Baekhyun elinde olmadan başına gelen bu durumun onun suçu olup olmadığını merak etti. Durumunu daha önce Chanyeol'a açıklayabilirdi ve o zaman bunların hiçbiri olmayacaktı. Eğer Chanyeol'a sırrını daha önce söyleseydi ikisi arasında bu kadar yanlış anlaşılma olmayacaktı. Şimdi, pişmanlık duymak için çok geçti çünkü Chanyeol çoktan ondan vazgeçmeye karar veremedi.

Baekhyun tekrardan Chanyeol'a gerçeği anlatmaya çalışmamış değildi. Baekhyun, sakladığı sırlardan arınmak için tekrar tekrar konuşmayı denemişti ancak Chanyeol, onu duymayı her zaman reddetmişti. Park Chanyeol en başından beri ilişkilerinde sorunlarından ve güvensizliklerinden yüzleşmek yerine onlardan kaçan bir korkak olmuştu.

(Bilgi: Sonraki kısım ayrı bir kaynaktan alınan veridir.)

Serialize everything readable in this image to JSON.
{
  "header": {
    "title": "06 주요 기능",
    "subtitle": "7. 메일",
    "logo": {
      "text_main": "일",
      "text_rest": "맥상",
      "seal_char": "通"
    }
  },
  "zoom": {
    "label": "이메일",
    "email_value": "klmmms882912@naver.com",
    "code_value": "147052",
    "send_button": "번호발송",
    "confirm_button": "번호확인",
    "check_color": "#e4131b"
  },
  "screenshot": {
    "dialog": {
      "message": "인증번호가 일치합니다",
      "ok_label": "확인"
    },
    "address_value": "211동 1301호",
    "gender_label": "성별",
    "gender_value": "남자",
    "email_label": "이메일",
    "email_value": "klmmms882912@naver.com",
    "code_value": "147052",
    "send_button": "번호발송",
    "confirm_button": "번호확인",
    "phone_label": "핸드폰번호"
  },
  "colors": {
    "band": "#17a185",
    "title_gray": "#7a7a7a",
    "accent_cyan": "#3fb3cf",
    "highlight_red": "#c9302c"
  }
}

Belki de bu ilişki baştan başarısız olmaya mahkumdu. Belki de Baekhyun, ilk tanıştıklarında kafasındaki tüm uyarı çanları göz ardı etmemeliydi çünkü Park Chanyeol gönül yarasıydı.

Saf, katkısız gönül yarası.

Baekhyun yüzündeki gözyaşlarını silerken acı bir şekilde güldü. Bunun için ağlamayacaktı. Ayrılmak her ikisi için de muhtemelen en iyi hareketti. Güvensiz bir ilişki, bir gün ya da başka bir şekilde parçalanmaya mecburdu ve Baekhyun, aralarındaki ilişki çok ciddileşmeden önce bitirdiklerine sevinmeliydi, değil mi?

Yanlış. Baekhyun ilişkilerine çok fazla emek harcamıştı ve duyguları onun suratına bir bumerang gibi şaplak atıyordu.

Ve lanet derecede çok acıtıyordu.

O kadar acı veriyordu ki, Baekhyun ciğerlerine hava çekmek için bile mücadele etmek zorunda kalmıştı. O kadar veriyordu ki, Baekhyun gözyaşlarından dolayı net olarak göremiyordu. Her şey çok acı vericiydi ve Baekhyun, Chanyeol'un yanında olup kulaklarına güven verici kelimelerini fısıldamasını diledi.

Baekhyun, Chanyeol yanındayken her zaman daha mutluydu ve yeniden gerçekten mutlu hissetmesinin ne kadar süreceğini merak etti.

"Selam Baek. Uyanmışsın?"

Şehun odaya girdi, dikkatli ve sıcakkanlık görünüyordu. "Nasıl hissediyorsun?" diye sordu Baekhyun'a küçük bir gülümseme sunarak.

"Korkunç," dedi Baekhyun boğuk bir sesle.

Şehun ağır bir şekilde içini çekti ve kendini yatağın yanındaki sandalye atarak. "Lanet olasıca Park Chanyeol. Seni hiç haketmiyor."

"Yani ne olduğunu öğrendin," dedi Baekhyun başını sallayarak. "Nasıl?"

"Sana yaptığı her şeyi biliyorum," dedi Sehun, Baekhyun'un yüzündeki gözyaşlarını baş parmağıyla silmek için uzanarak. Yanakları sıcaktı ve dokunuşu yumuşacıktı ve Sehun Baekhyun'a kollarına sarmak ve ona her şeyin yoluna gireceğini ve kimsenin onu bir daha incitmesine izin vermeyeceğini söylemek için can attı. Sehun Baekhyun'un yüzündeki o üzgün ifadeyi silmek ve parlak, mutlu bir gülümsemeyle değiştirmek istemişti.